Done with Undergrad, Procedural Generation, Model Checking

17 05 2008

I’m finally done with undergrad.  It feels like 4 years just blew by in the blink of an eye.  And come fall, I’ll be working, but also applying to grad schools.  What a ride.

Incidentally, I did finish my thesis.  It’s here: Type-Safe Stack Inspection for Garbage Collector Implementation.  Every time I write that title now I wish I’d cut it off as “Type-Safe Stack Inspection.”  Oh well, too late now.  I meant to post about it right after I finished, but the final edits ran into finals period, which consumed the past two weeks of my life.

On to other projects.

Currently, Brendan, Rob and I are working on building a fairly ambitious mapping tool.  We decided to use procedural modeling implement a multiple-level-of-detail real-time procedural generator for, well, planets.  The idea is that eventually we’ll start by rendering a planet with continents and oceans on screen, and the user can zoom in – to nearly any level of detail.  Moving closer to the planet gradually adds greater and greater levels of detail to the planet, laying out rivers, mountains and valleys, then cities and roads, laying out city streets and buildings, and possibly even building internals.  We think we can do it quickly and without using unreasonable amounts of memory by taking advantage of the fact that procedural generation is deterministic if you reuse the same random number generator seed.  So we can cache seeds for areas along with constraints on edges for some areas, and use negligible amounts of memory for storing enough information that you can back out or cross the planet, have the old region freed from memory, return and see the same things.  We’re aiming pretty high, so we’ll see what happens.

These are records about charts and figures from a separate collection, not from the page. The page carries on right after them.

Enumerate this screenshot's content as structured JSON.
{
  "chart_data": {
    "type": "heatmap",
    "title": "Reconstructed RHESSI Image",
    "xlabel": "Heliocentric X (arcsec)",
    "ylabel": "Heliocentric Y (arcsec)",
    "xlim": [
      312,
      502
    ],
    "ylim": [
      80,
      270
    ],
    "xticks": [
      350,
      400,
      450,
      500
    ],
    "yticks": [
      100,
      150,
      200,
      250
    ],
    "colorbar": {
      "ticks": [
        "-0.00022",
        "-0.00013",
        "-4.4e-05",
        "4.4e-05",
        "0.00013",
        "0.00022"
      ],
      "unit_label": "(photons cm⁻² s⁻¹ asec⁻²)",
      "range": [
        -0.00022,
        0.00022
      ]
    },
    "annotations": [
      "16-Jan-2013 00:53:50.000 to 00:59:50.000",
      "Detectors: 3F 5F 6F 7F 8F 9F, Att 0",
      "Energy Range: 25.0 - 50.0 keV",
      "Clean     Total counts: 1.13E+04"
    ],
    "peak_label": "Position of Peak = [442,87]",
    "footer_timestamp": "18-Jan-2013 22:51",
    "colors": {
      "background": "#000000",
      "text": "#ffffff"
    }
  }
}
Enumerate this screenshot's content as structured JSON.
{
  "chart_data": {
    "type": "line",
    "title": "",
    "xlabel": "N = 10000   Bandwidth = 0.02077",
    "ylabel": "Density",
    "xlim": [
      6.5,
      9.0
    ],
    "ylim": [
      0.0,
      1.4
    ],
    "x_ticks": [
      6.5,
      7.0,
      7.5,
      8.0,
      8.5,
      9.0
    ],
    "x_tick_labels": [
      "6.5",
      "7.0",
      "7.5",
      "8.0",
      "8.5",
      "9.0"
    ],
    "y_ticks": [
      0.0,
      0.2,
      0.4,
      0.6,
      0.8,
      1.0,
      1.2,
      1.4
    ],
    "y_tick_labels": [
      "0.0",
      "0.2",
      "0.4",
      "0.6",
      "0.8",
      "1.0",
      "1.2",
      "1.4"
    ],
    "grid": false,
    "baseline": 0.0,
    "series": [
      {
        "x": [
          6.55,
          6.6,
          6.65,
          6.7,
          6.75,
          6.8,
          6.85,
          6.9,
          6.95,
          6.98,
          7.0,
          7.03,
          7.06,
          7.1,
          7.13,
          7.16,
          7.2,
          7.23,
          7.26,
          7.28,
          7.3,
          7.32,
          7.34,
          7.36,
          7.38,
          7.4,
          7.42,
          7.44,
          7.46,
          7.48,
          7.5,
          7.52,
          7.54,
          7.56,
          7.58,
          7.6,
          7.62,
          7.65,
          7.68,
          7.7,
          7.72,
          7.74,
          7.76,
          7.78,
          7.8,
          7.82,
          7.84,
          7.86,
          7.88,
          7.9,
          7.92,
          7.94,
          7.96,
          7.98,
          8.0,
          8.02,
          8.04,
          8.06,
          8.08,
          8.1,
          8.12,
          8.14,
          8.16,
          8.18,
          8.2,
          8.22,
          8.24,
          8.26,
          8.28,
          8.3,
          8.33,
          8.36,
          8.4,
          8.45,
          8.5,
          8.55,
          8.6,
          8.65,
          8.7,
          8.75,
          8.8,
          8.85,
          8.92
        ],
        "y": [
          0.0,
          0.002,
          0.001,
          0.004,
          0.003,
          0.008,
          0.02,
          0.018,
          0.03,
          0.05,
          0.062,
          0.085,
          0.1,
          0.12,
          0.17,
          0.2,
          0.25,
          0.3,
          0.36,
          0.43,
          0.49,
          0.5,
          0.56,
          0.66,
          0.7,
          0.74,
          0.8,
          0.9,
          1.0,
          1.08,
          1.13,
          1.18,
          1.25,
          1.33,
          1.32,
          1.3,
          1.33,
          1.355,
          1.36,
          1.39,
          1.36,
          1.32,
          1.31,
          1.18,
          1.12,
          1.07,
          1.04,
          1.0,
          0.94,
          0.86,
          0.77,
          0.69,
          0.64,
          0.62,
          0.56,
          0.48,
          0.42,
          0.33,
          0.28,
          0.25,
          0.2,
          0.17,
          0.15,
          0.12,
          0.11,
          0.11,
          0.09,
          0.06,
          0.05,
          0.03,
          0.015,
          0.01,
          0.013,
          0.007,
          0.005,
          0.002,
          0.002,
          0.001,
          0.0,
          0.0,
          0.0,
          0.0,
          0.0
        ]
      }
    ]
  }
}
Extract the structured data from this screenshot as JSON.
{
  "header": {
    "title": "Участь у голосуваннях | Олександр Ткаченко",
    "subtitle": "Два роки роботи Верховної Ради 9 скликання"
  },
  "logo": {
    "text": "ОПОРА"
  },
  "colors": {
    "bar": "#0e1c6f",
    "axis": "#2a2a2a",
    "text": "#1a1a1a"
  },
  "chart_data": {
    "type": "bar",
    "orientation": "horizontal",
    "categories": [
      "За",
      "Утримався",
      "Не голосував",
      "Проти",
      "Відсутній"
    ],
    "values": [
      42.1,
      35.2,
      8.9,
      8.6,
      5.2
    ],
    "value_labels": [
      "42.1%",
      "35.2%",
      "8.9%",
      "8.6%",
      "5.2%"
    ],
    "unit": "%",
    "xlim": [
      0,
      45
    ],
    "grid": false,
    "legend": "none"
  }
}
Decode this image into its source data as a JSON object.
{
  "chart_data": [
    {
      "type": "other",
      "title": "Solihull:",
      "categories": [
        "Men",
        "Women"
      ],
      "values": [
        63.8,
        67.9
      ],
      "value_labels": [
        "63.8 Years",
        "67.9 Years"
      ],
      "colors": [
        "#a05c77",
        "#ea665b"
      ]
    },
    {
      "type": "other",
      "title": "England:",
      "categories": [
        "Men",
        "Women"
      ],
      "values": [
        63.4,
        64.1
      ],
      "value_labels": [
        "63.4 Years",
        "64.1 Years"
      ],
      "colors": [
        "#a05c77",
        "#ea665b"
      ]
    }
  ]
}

I also picked up a copy of a book my advisor told me about, Principles of Model Checking.  It was just released earlier this month, and it’s great so far.  I read a couple of the original LTL and CTL model checking papers (LTL: Model Checking Using Automata Theory, CTL: Automatic Verification of Finite-State Concurrent Systems Using Temporal Logic Specifications) a couple years ago in a seminar, but I didn’t have enough background in CS to really have all the details quite click for me back then (those papers were actually the first time I saw automata in CS, before I took a theory of computation class).  This book is shaping up to be a good refresher for me (also filling in gaps from what I missed the first time I looked at this material) and seems like it would be a good introduction for those new to model checking as well.  Sadly there is not yet a place to look inside it online.